George A. Smith, in the official Journal History of the LDS Church, wrote:
"It is said that Col. Connor is determined to exterminate the Indians who have been killing the Emigrants on the route to the Gold Mines in Washington Territory. Small detachments have been leaving for the North for several days. If the present expedition copies the doings of the other that preceded it, it will result in catching some friendly Indians, murdering them, and letting the guilty scamps remain undisturbed in their mountain haunts."
Good...so Smith realized that all tribals were not guilty...some were friendly.
"On the other hand, the Deseret News in an editorial expressed:
"...with ordinary good luck, the volunteers will 'wipe them out.' We wish this community rid of all such parties, and if Col. Connor be successful in reaching that bastard class of humans who play with the lives of the peaceable and law abiding citizens in this way, we shall be pleased to acknowledge our obligations."
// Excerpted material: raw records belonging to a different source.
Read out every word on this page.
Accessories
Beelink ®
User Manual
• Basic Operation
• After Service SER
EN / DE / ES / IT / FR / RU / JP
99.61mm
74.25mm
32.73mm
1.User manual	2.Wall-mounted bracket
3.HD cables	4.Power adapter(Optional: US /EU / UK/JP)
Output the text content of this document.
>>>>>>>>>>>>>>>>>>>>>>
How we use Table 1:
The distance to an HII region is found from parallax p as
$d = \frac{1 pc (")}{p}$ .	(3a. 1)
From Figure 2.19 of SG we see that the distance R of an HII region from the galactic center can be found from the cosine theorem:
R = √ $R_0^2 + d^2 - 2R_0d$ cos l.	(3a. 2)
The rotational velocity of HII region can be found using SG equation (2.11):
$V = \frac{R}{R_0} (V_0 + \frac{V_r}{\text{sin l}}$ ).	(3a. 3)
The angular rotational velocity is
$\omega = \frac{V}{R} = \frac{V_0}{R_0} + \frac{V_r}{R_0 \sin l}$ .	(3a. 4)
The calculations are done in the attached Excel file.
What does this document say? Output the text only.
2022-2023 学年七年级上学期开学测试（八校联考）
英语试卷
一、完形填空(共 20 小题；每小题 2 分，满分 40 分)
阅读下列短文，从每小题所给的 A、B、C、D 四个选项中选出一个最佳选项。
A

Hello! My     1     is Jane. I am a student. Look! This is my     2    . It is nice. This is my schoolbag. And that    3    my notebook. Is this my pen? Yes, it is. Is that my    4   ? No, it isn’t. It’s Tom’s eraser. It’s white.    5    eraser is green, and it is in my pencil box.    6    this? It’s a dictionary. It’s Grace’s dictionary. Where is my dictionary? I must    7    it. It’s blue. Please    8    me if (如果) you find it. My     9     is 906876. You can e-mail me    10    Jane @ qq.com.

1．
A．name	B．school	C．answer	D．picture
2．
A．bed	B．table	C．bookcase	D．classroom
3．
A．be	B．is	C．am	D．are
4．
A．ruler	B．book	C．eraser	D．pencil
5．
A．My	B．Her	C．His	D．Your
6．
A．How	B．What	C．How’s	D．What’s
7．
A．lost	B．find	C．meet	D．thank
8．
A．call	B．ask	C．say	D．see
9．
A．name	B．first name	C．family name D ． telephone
As I said Dubbs...even though there was no real love lost between Mormons and the Federal Government...the Mormons were involved in this fray...from the moment a jury of Mormons tried and hanged that Shoshone boy.
If you truly believe that the Mormons cared one whit about the welfare of the Natives...you are more deluded than I originally understood you to be.
The Mormons set the Natives up right and left...and the Mormons were also party to murdering immigrants.
Do you understand that the federal army wasn't just interested in quelling the tribal attacks? But also in discouraging any further attacks on emigrant trains at the hands of the Mormons?